Ten months ago on this blog, I argued that an impeachment campaign should start immediately. Two major things have happened since then: 1) the Democrats gained control of the the House and, with that, the power to issue subpoenas, and 2) the Mueller Report was released detailing not only compelling evidence of obstruction of justice, but also multiple instances of highly suspicious contacts between members of Trump’s campaign and Russians connected with Putin. And yet the Democratic Party leadership is still counseling against impeachment.

There are two aspects of the impeachment debate: One is moral/constitutional, and the other is practical/political. They are separate, but intimately related.

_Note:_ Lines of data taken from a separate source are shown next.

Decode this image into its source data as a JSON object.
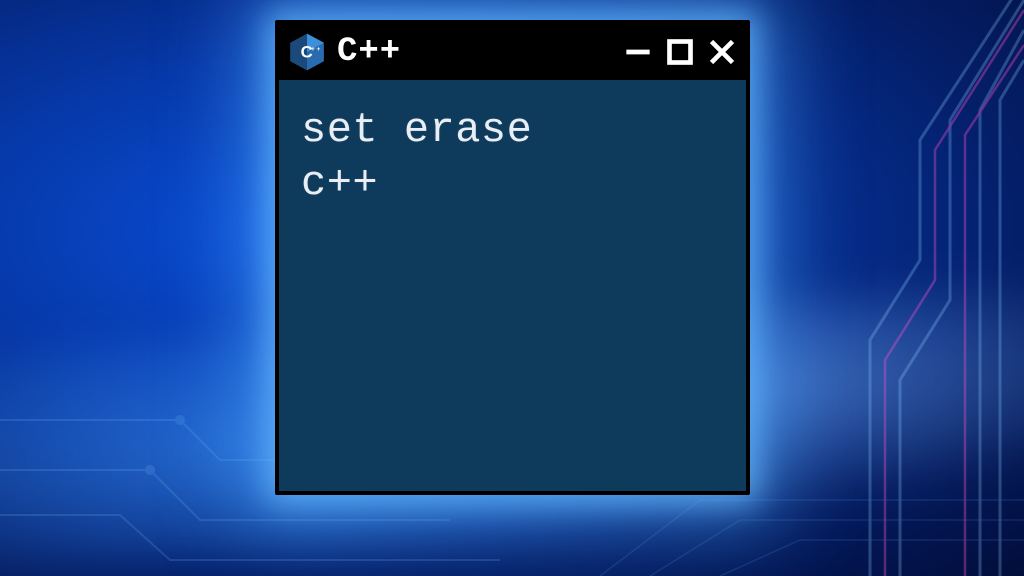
{
  "window": {
    "title": "C++",
    "icon": "cpp-logo-icon"
  },
  "content": {
    "line1": "set erase",
    "line2": "c++"
  }
}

The moral/constitutional part is a slam dunk. Any other president who had committed half of Trump’s offenses would have been impeached by now. Trump’s personal lawyer Michael Cohen is in prison for a crime which he said Trump instructed him to commit! Trump continues to obstruct justice before our eyes, and Trump’s White House is brazenly flouting multiple legitimate subpoenas issued by House committees. Trump has done literally nothing to protect the US electoral process against Russian manipulation (which was the reason for the Special Counsel investigation), and he continues to deny or obfuscate that it ever happened at all. I won’t waste space recounting all of the other issues of lying, or corruption, and/or abuse of power that could reasons for impeachment–which, it is worth repeating, can be anything that Congress deems a “high crime and misdemeanor”.

Failure to impeach means that Democrats acquiesce in Trump’s malfeasance. If a sitting President can’t be indicted (which is only a DOJ internal opinion, not law and certainly not in the Constitution), then the only remedy for holding a lawless president accountable is impeachment. If Congress won’t do that, then they are complicit in his crimes by omission. The impeachment clause of the Constitution is a dead letter, and we have a despot in charge of the country who can do anything he wants. 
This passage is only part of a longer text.